Часу в двенадцатом, одевшись по-вчерашнему, герой наш тем же путем отправился к невесте и скоро очутился перед домом с вывеской братьев Дирлинг и К о. Белокурая головка была тут, совершенно в том же положении, как будто она всю ночь провела у окна.
– Я к вам иду, – сказал он самым нежным и вкрадчивым полушепотом.
– Пожалуйте, – отвечала она спокойно и приветливо.
Хлыщов поднялся по лестнице. Не успел он подойти к двери с маленькой вывеской «Дирлинг и К®», как уже дверь отворилась. Хлыщов поспешил войти и заметил, что отворила ему сама хозяйка.
Он вошел в комнату довольно просторную, по стенам которой помещались высокие шкапы. Поперек тянулся прилавок, захватывавший крайнее окно, у которого, как сообразил Хлыщов, показывалась ему интересная красильщица. У другого окна стояла огромная вешалка, заваленная распоротыми платьями, салопами, сюртуками и другими принадлежностями мужской и женской одежды разных цветов и размеров; к каждой вещи приколот был булавкой ярлык с нумером. Хлыщов был поражен таким разнообразным смешением одежд и думал, что если б собрать в одну кучу их владельцев, то вышло бы не менее разнообразное и занимательное смешение лиц. Два шкапа были полураскрыты: в них висели, также каждый с своим нумером, разноцветные лоскутья сукна, ситцу, шелковых и шерстяных материй, намекавшие своей формой иногда довольно ясно, какого рода одеяния были распороты и подвергнуты перекраске и каких размеров были люди, носившие их в первоначальном виде.

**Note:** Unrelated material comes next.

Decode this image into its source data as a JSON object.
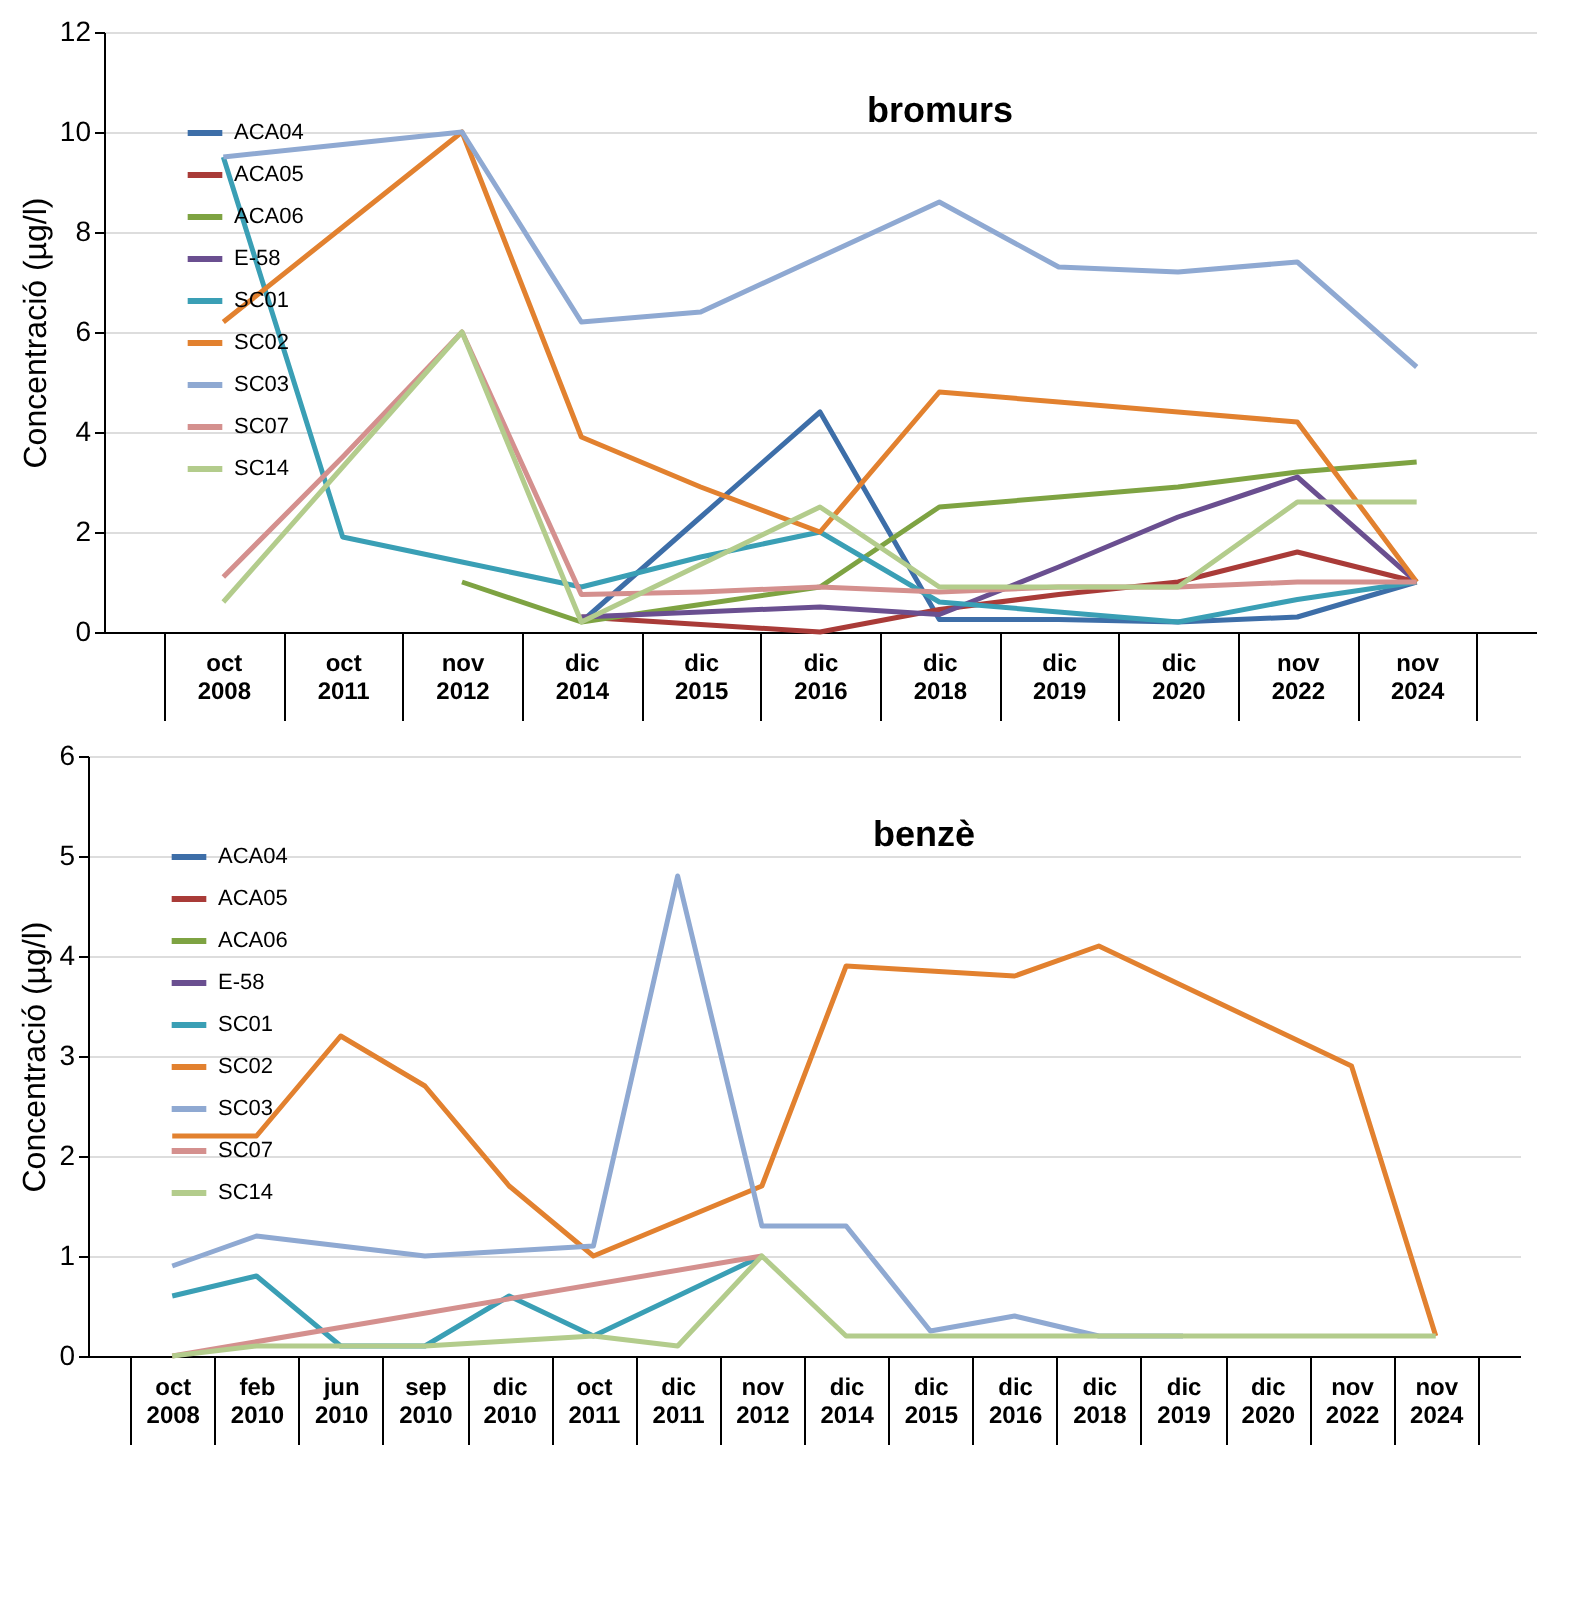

– Славно у вас красят, – сказал Хлыщов, рассматривая перекрашенные лоскутья, – только долго ли держится краска?
– Как долго? – сказала хозяйка не совсем чистым русским языком, которому мы не будем подражать. – Всегда!
– Уж будто? – возразил с приятной улыбкой Хлыщов.
– Попробуйте! – отвечала хозяйка. – Что вам угодно?
– Что? – сказал Хлыщов. – Вы изволите спрашивать, что мне угодно?
Молчание.
– А вы не ждали, чтоб я к вам вошел? – продолжал он. – И если б я вошел так, без всякой причины, небось рассердились бы?
Молчание.
– Вы довольны, что я зашел? или вам всё равно?
– Всё равно, – отвечала немка.
При таком неожиданном ответе герой наш решительно подумал, что немка глупа.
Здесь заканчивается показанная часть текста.